The Windy City, City of Big Shoulders, the Second City: Chicago has many nicknames, each stemming from history and personality. The city got its official name from the area’s Native Americans, who described it as “wild onion” because of the strong smell of onions growing in the previously swampy land. Since its establishment as a city in 1837, much has changed. No longer a swampland, the city’s motto “Urbs in Horto” (City in a Garden) still recalls its roots. As the third largest city in the country, Chicago is known for everything big: buildings, pizza, personalities. But there’s a sense of community unseen in other large cities. There’s a reason Frank Sinatra sang about Chicago being his kind of town: Even though it’s a big city, it’s always calling you “home.”
The rumors are true: Midwesterners truly are friendly people. And this applies even to Chicago. Need directions? Locals will stop and help you out and let you know their favorite spots to check out. Residents take pride in their arts and culture, which spreads throughout the city. We’re diverse and divided sometimes, but tell us an out-of-town sports team is better than ours, and we come together to stand up for even our losing teams. Sports fans in Chicago take that kind of thing seriously. Just like a phoenix rising from the ashes of the Great Chicago Fire, Chicagoans are a resilient and proud community. Chicagoans tough it out for 100-degree, humid summer days and negative-30 polar vortex wind chills, so they have no problem voicing strong opinions on what’s what.

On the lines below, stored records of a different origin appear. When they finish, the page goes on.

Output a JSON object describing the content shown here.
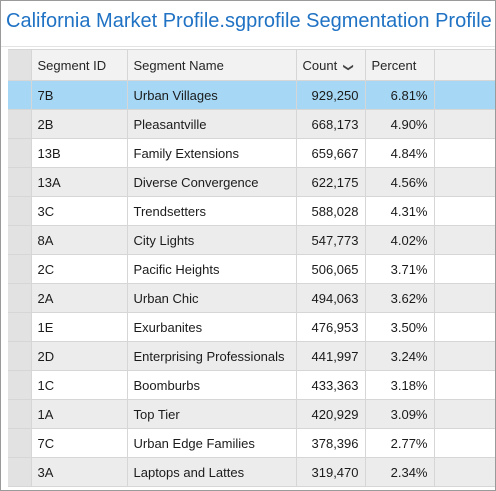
{
  "title": "California Market Profile.sgprofile Segmentation Profile",
  "columns": {
    "segment_id": "Segment ID",
    "segment_name": "Segment Name",
    "count": "Count",
    "percent": "Percent"
  },
  "sort_icon": "chevron-down-icon",
  "rows": [
    {
      "id": "7B",
      "name": "Urban Villages",
      "count": "929,250",
      "percent": "6.81%"
    },
    {
      "id": "2B",
      "name": "Pleasantville",
      "count": "668,173",
      "percent": "4.90%"
    },
    {
      "id": "13B",
      "name": "Family Extensions",
      "count": "659,667",
      "percent": "4.84%"
    },
    {
      "id": "13A",
      "name": "Diverse Convergence",
      "count": "622,175",
      "percent": "4.56%"
    },
    {
      "id": "3C",
      "name": "Trendsetters",
      "count": "588,028",
      "percent": "4.31%"
    },
    {
      "id": "8A",
      "name": "City Lights",
      "count": "547,773",
      "percent": "4.02%"
    },
    {
      "id": "2C",
      "name": "Pacific Heights",
      "count": "506,065",
      "percent": "3.71%"
    },
    {
      "id": "2A",
      "name": "Urban Chic",
      "count": "494,063",
      "percent": "3.62%"
    },
    {
      "id": "1E",
      "name": "Exurbanites",
      "count": "476,953",
      "percent": "3.50%"
    },
    {
      "id": "2D",
      "name": "Enterprising Professionals",
      "count": "441,997",
      "percent": "3.24%"
    },
    {
      "id": "1C",
      "name": "Boomburbs",
      "count": "433,363",
      "percent": "3.18%"
    },
    {
      "id": "1A",
      "name": "Top Tier",
      "count": "420,929",
      "percent": "3.09%"
    },
    {
      "id": "7C",
      "name": "Urban Edge Families",
      "count": "378,396",
      "percent": "2.77%"
    },
    {
      "id": "3A",
      "name": "Laptops and Lattes",
      "count": "319,470",
      "percent": "2.34%"
    }
  ],
  "colors": {
    "title": "#1f72c4",
    "selected_row": "#a6d8f5",
    "alt_row": "#ececec",
    "header": "#f2f2f2"
  }
}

One of Chicago’s biggest stars is its architecture, and architecture tours abound by foot, bicycle, Segway, boat and bus. Or get a lay of the land in and around Chicago atop Willis Tower’s Skydeck Chicago or the Hancock building’s 360 Chicago. During warm weather, Lake Michigan beaches beckon. Lounge in the sun, brave the chilly waters for a swim, join a beach volleyball game, charter a sailboat, or take a boat or kayak tour. The 18-mile Lakefront Path teems with cyclists, runners, dog-walkers and people out for leisurely, scenic strolls. World-class museums like the Art Institute of Chicago, Shedd Aquarium, Adler Planetarium, Field Museum and Museum of Science and Industry are perfect for culture-seekers and families. Chicago is also famous for its iconic foods like deep-dish pizza, hot dogs and prime steaks, but plenty of award-winning chefs have elevated the city’s dining experiences to four-star.
As a city of neighborhoods—there are more than 70 of them—Chicago can be a fascinating exploration of various cultures and scenery. Some top spots to visit are all easily accessible. The downtown area includes the Loop business district, which sits right next to Millennium Park. Just north is the Magnificent Mile for stellar shopping, as well as River North where visitors find some of the best dining and nightlife. North of there is the Gold Coast, historically the poshest enclave in the city with designer shopping and high-end dining, as well as late-night bars for post-college crowds. Lincoln Park and Lakeview are known for tree-lined streets, award-winning restaurants and local shops. West of the city, Bucktown and Wicker Park are artsy areas for indie-owned shops and more dining gems.